Here’s the problem. The claim is not that we don’t experience effects of our bodies or that consciousness isn’t embodied. That’s all taken for granted. The thesis is that consciousness gives us no reliable guide to causes of our lived states. Let’s recall that phenomenology is a foundationalist discourse that more or less argues that all claims need to be grounded in the evidences of consciousness and experience. If we find that consciousness is a pretty unreliable guide to its causes, this is a pretty serious problem for it as a methodology. Before getting to that, I’ll note a couple things:
- The value and importance of phenomenological descriptions is not here being contested. Phenomenology has contributed immeasurably to our understanding of ourselves, our own experience, and so on. None of that should be abandoned.
- Nor am I disputing the thesis that we can’t have good cognitive science or neurology without good phenomenology. A lot of cognitive science is nonsense on stilts because it has a thoroughly mistaken view of experience and mind arising out of a failure to engage in careful descriptive analysis.

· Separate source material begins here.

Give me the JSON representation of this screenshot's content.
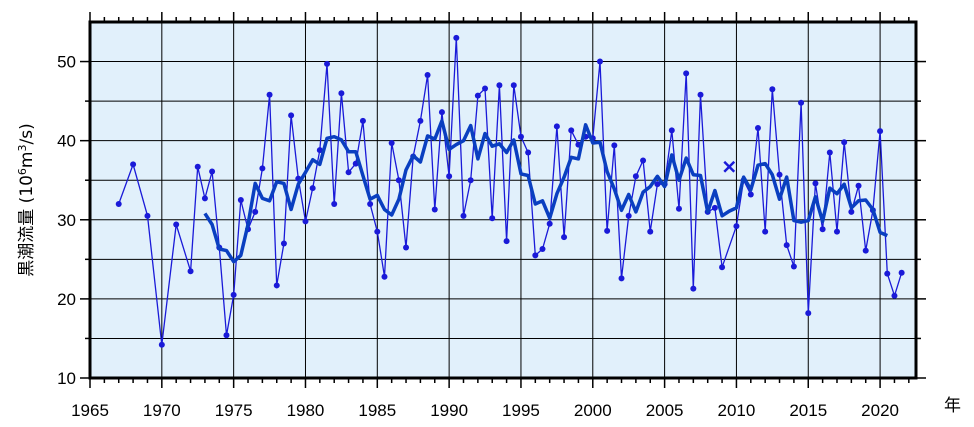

- What is being disputed is the sovereign and foundationalist role that phenomenology tries to claim for itself. Phenomenology might give us insight into what needs to be explained, but it does not explain.
Now back to the issue. My thesis is that conscious states give no reliable insight into their causes and that therefore we risk completely misconstruing our mental life if we take phenomenological description at face value. Let’s take an example I discussed on facebook this morning: Heidegger’s discussion of anxiety. Heidegger argues that anxiety arises out of our “being-in-the-world”, meaning, being-towards-death, and authenticity. My state of anxiety, he argues, arises from awareness that only I can die my own death, that no one can die it for me, and leads to an awareness that all of our decisions are our own. Above all, Heidegger argues that anxiety is a special attunement or affect pertaining to meaning.